Public Awareness Coordinator
The Public Awareness Coordinator should be a member of the community who is familiar with public relations, communications, the media, or marketing. This person should have an outgoing personality and should be able to engage the community effectively and appropriately. It is very important that this person have common sense and that they work well under the direction of the Primary Contact, Family Liaison, and the investigating police service. The Public Awareness Coordinator is responsible for coordinating community efforts to raise awareness about the missing child.

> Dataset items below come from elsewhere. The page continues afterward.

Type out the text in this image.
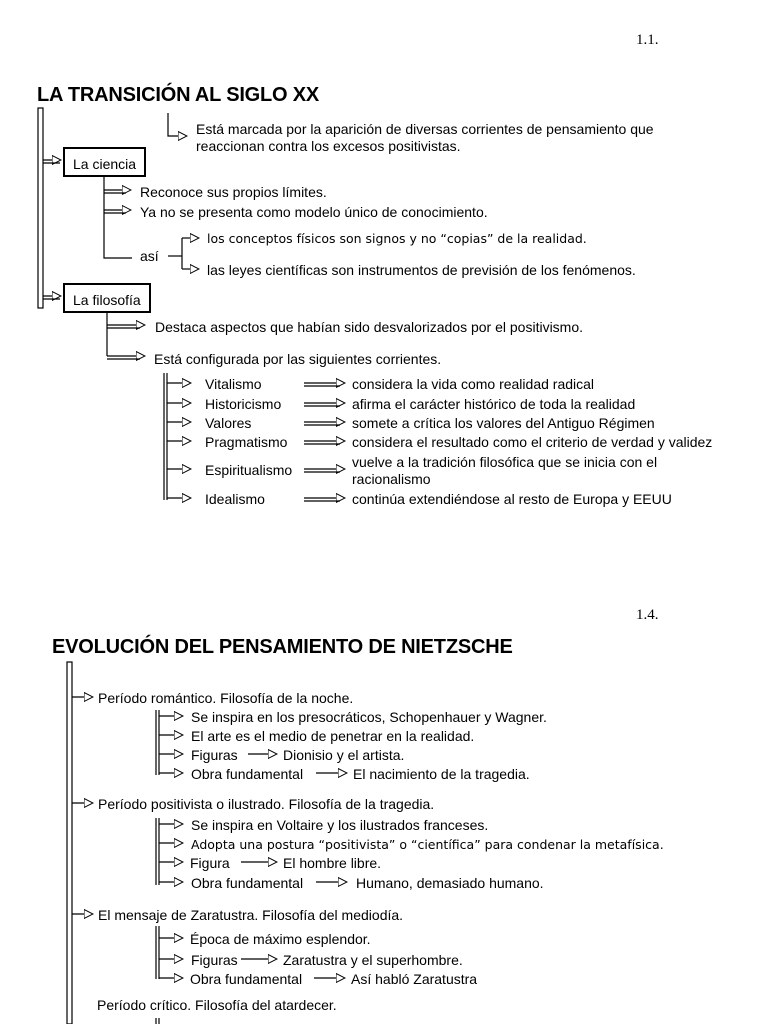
1.1.
1.4.
LA TRANSICIÓN AL SIGLO XX
Está marcada por la aparición de diversas corrientes de pensamiento que reaccionan contra los excesos positivistas.
La ciencia
Reconoce sus propios límites.
Ya no se presenta como modelo único de conocimiento.
así
los conceptos físicos son signos y no “copias” de la realidad.
las leyes científicas son instrumentos de previsión de los fenómenos.
La filosofía
Destaca aspectos que habían sido desvalorizados por el positivismo.
Está configurada por las siguientes corrientes.
Vitalismo	considera la vida como realidad radical
Historicismo	afirma el carácter histórico de toda la realidad
Valores	somete a crítica los valores del Antiguo Régimen
Pragmatismo	considera el resultado como el criterio de verdad y validez
Espiritualismo	vuelve a la tradición filosófica que se inicia con el racionalismo
Idealismo	continúa extendiéndose al resto de Europa y EEUU
EVOLUCIÓN DEL PENSAMIENTO DE NIETZSCHE
Período romántico. Filosofía de la noche.
Se inspira en los presocráticos, Schopenhauer y Wagner.
El arte es el medio de penetrar en la realidad.
Figuras	Dionisio y el artista.
Obra fundamental	El nacimiento de la tragedia.
Período positivista o ilustrado. Filosofía de la tragedia.
Se inspira en Voltaire y los ilustrados franceses.
Adopta una postura “positivista” o “científica” para condenar la metafísica.
Figura	El hombre libre.
Obra fundamental	Humano, demasiado humano.
El mensaje de Zaratustra. Filosofía del mediodía.
Época de máximo esplendor.
Figuras	Zaratustra y el superhombre.
Obra fundamental	Así habló Zaratustra
Período crítico. Filosofía del atardecer.
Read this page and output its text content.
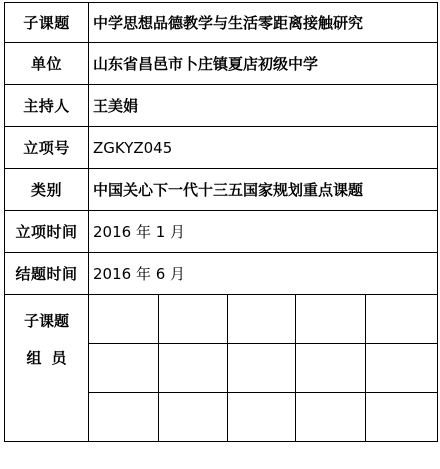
子课题	中学思想品德教学与生活零距离接触研究				
单位	山东省昌邑市卜庄镇夏店初级中学				
主持人	王美娟				
立项号	ZGKYZ045				
类别	中国关心下一代十三五国家规划重点课题				
立项时间	2016 年 1 月				
结题时间	2016 年 6 月				

子课题
组员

This may include coordinating:
Any other public campaigns with regard to the missing child
The Public Awareness Coordinator would also identify (with the help of the searching family and in consultation with the police) which community member(s) will be accessible to do media interviews.
This role will include working with the searching family appointed “spokesperson” who may or may not be the Family Liaison.
Depending on the size and scope of your Community Response Plan effort, you may wish to consider finding a home base or headquarters for the duration of the search. This would be a place for the Community Response Plan Team to meet, plan and store information. Keep in mind that the police may also have a command post, and that the community base should be separate in order to minimize traffic to both locations. Also, it is recommended that the Community Response Plan Team base not be located at the missing child’s family’s home. Things to consider when setting up your base include the need for bathrooms, parking, communications (i.e. telephones, Internet access, etc.), reasonable space for a group to meet, 24-hour lighting, heating, security, etc.